The pain is still new. We just spoke in his ear for the last time “Good boy… you’re a good boy”, as the Veterinarian performed the ultimate act of comfort. The body of this loved creature relaxes and we feel them go, and our hearts go with them. Then days later the call comes “We have Tank’s remains here for you to pick up”. The box of cremains is heaver than the small box would indicate. I pet the outside of the box, as I once did soft fur. I always look inside the box, and I’m not sure why. The ashes are white. Tank was black. The silly thought goes through my head “the ashes should be black”. The pain continues to rip through me. It’s just too soon.
I have five similar boxes here, that contain the ashes of loved dogs.
When we lived in California, we at first buried our dogs on our 2.5 acre property, but as we got older, digging in the granite rock that was our property was just too difficult, and we opted for cremation. We scattered the ashes on the hilltop that was our front yard, where every litter, and therefore that dog had played on. That seemed fitting. Now that we’re in Idaho, digging is easier, and we could bury them, but we had decided to cremate and wait to see where we believed they should go. We finally decided. We have a courtyard area, and we plan to pour cement pads within that courtyard.
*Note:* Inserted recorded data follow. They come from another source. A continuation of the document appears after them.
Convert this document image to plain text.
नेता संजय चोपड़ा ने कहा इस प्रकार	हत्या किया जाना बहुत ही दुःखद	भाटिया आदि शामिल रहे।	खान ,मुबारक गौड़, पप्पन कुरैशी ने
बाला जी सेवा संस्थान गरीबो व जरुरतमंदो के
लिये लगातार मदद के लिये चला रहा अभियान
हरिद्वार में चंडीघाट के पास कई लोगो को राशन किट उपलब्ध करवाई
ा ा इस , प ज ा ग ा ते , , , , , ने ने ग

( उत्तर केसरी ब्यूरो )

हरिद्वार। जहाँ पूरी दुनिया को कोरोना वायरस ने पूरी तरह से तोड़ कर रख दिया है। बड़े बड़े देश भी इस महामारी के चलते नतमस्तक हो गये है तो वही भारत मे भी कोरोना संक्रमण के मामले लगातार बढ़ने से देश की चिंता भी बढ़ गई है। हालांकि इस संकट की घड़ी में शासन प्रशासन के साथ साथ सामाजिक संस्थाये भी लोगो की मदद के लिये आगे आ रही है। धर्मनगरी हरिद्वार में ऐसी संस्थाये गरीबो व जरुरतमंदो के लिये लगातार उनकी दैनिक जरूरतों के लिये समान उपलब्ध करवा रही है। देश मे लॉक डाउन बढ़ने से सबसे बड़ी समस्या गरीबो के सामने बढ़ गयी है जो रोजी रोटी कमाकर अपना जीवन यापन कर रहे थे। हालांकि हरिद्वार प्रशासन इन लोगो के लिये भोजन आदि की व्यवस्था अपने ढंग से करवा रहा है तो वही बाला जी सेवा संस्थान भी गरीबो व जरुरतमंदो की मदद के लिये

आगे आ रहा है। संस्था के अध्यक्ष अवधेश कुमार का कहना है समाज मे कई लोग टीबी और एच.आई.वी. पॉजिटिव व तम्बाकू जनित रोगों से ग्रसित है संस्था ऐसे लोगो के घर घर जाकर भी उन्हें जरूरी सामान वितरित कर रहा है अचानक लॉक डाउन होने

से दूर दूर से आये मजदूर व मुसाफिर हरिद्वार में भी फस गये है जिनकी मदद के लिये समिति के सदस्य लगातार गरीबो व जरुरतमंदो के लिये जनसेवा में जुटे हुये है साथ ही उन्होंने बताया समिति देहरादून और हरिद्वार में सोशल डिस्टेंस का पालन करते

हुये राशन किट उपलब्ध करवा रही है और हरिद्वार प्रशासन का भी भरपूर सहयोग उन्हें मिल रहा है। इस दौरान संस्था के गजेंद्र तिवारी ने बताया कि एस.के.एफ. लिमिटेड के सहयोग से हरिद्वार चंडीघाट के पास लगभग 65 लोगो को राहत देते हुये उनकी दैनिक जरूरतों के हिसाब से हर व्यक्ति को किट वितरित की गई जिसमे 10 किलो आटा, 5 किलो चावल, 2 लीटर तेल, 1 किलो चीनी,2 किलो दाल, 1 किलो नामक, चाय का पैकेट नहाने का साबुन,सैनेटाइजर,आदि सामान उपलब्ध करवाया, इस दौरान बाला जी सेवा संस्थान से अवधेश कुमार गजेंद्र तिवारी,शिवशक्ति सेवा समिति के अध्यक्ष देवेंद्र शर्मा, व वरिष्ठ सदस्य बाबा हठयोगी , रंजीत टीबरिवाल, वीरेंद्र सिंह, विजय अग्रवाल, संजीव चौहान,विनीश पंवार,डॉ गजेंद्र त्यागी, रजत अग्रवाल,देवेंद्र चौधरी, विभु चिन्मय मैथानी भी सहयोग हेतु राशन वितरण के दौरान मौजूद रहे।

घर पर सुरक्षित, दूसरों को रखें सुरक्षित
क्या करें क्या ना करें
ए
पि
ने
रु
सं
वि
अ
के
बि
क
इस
We’ll add a pad for each dog, which will make a great patio area filled with memories. I will put a stamped name for each dog on the pad. It will be our memorial courtyard, where I will grow flowers and vegetables, and be able to reflect on the lives of each of them. I will remember the day I delivered them from their mother, and the day I delivered them into the hands of God. It will be a beautiful place to sit and remember, and maybe smile at the memories that flooded my mind in the last moments we held them.